With these absurdities in the laws, women continue to add to assault, murder and rape statistics, hapless victims, with no right to armed self-protection. When confronted by a rapist, British women have been instructed to run, and if outrun, to shout. The use of any type of weapon to fend off home invasion or to deter a rapist — knives, or God forbid, guns — is forbidden. If all else fails, the only item that a woman is permitted to use is a rape alarm!
This is the status, or rather the nadir of absurdity and injustice, that human dignity has reached for law-abiding citizens in Great Britain, where criminals are coddled, while alleged social and economic inequalities justifications are made for their crimes. Sadly, we have seen some of this occurring in the United States in the wake of the COVID-19 “pandemic” and the “peaceful protestors” in the George Floyd riots.
Women need the NRA, just as much as the NRA needs women to support it. Today the NRA is under heavy fire, and it needs our support. As we have seen, the NRA is still needed to protect our rights, so that we will not go the way of Great Britain, Australia or New Zealand. Yes, the NRA needs to do some hard work to get its house in order, but we should not join in to give aid and comfort to the sworn enemies of liberty, who wish nothing but its dissolution to make their job of gun prohibition easier.
The media I have learned is an excellent guide about who might be our friends, and conversely, our enemies. That the NRA is under heavy fire by the liberal media and their allies in the socialist Democrat Party should tell you something that is well encapsulated in the 4th century Arthasastra statecraft dictum, “The enemy of my enemy is my friend.” Think about it. They are not doing us a favor by disbanding it or reforming it to make it more efficient!
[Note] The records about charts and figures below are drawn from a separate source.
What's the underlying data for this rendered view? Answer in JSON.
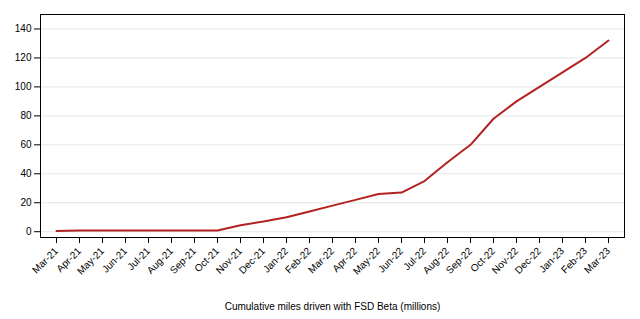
{
  "chart_data": {
    "type": "line",
    "xlabel": "Cumulative miles driven with FSD Beta (millions)",
    "categories": [
      "Mar-21",
      "Apr-21",
      "May-21",
      "Jun-21",
      "Jul-21",
      "Aug-21",
      "Sep-21",
      "Oct-21",
      "Nov-21",
      "Dec-21",
      "Jan-22",
      "Feb-22",
      "Mar-22",
      "Apr-22",
      "May-22",
      "Jun-22",
      "Jul-22",
      "Aug-22",
      "Sep-22",
      "Oct-22",
      "Nov-22",
      "Dec-22",
      "Jan-23",
      "Feb-23",
      "Mar-23"
    ],
    "values": [
      0.5,
      0.8,
      0.9,
      0.9,
      0.9,
      0.9,
      0.8,
      0.8,
      4.5,
      7,
      10,
      14,
      18,
      22,
      26,
      27,
      35,
      48,
      60,
      78,
      90,
      100,
      110,
      120,
      132
    ],
    "color": "#b22222",
    "ylim": [
      -4,
      150
    ],
    "yticks": [
      0,
      20,
      40,
      60,
      80,
      100,
      120,
      140
    ],
    "grid": true
  }
}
And returning to the even larger issue, the $64,000 question is whether citizens, particularly women of the Anglosphere nations, will wake up from their slumber, break away from the authoritarian leftist parties who take them for granted, and join the conservative parties of freedom.
That alone will go a long way, at least in the United States, to regain their dignity and their natural rights to life, liberty and the pursuit of happiness in an increasingly uncertain and dangerous world — and perhaps in time to make a difference in the crucial November presidential and congressional elections.
— Miguel A. Faria, Jr, MD is a retired professor of Neurosurgery and Medical History at Mercer University School of Medicine. He founded Hacienda Publishing and is Associate Editor in Chief in Neuropsychiatry and World Affairs of Surgical Neurology International. He served on the CDC’s Injury Research Grant Review Committee. His latest book is America, Guns, and Freedom: A Journey Into Politics and the Public Health & Gun Control Movements (2019).